Imputation Using SUDAAN PROC HOTDECK for Education Surveys
Creel, D. V. (2010, May). Imputation Using SUDAAN PROC HOTDECK for Education Surveys. Presented at AAPOR 2010, .
Most surveys implement methods to reduce nonresponse, unfortunately almost all surveys experience some level of nonresponse at the unit and item level. In this paper, we focus on the potential impact of item nonresponse on survey estimates and, primarily, on using the new HOTDECK procedure from SUDAAN® 10.0 to address item nonresponse. One method of analyzing data with item nonresponse is complete case analysis. That is, only analyze the data that do not have any missing values related to the analysis. One problem with complete case analysis is that it ignores any information that the item nonrespondents may have which creates the potential for biased survey estimates, if the missingness is not missing completely at random.

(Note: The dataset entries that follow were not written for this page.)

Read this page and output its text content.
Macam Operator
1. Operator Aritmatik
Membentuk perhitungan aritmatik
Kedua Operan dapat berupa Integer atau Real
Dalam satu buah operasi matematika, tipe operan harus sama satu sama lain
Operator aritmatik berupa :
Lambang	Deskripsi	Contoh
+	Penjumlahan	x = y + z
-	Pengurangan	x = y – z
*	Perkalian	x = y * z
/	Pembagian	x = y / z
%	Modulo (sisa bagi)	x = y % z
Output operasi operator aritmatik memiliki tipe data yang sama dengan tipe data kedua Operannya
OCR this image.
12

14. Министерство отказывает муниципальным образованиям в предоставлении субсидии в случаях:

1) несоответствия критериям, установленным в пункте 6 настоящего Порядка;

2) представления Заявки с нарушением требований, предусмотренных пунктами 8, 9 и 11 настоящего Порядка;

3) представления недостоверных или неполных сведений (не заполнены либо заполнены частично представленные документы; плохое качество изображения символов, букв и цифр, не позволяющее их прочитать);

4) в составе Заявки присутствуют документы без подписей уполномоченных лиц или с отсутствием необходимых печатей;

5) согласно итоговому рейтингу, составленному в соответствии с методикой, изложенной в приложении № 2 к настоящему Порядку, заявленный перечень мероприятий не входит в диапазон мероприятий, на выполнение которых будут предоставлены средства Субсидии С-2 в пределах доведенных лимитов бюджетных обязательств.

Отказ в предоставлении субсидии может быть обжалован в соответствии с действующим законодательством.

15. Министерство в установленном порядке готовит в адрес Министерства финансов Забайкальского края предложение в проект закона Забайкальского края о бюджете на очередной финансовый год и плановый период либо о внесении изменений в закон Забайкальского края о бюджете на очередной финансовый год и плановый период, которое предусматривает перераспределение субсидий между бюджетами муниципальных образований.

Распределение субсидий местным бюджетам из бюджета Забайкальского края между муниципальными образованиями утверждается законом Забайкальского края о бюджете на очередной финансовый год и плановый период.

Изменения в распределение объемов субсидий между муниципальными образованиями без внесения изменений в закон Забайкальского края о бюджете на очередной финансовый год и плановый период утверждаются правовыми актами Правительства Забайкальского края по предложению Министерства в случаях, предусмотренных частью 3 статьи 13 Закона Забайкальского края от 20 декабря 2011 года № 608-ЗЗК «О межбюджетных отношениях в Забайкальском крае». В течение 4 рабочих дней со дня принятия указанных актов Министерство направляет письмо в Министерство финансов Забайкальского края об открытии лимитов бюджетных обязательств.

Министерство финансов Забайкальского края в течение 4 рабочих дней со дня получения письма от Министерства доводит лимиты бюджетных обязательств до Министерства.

An alternative to complete case analysis is to fill in or impute the missing items. Analyzing data with imputed values has the advantage of keeping all of the data available for analysis and, hopefully, minimizing the potential for biased survey estimates. Although imputation can be a resource intensive task, one way to reduce the resources allocated to the imputation task is to use flexible standardized software. SUDAAN® 10.0 has introduced a procedure called PROC HOTDECK which implements the weighted sequential hot deck imputation methodology. We demonstrate the application of PROC HOTDECK to impute a single variable on an education survey, to simultaneously impute multiple variables on an education survey, and to multiply impute through Monte Carlo simulation.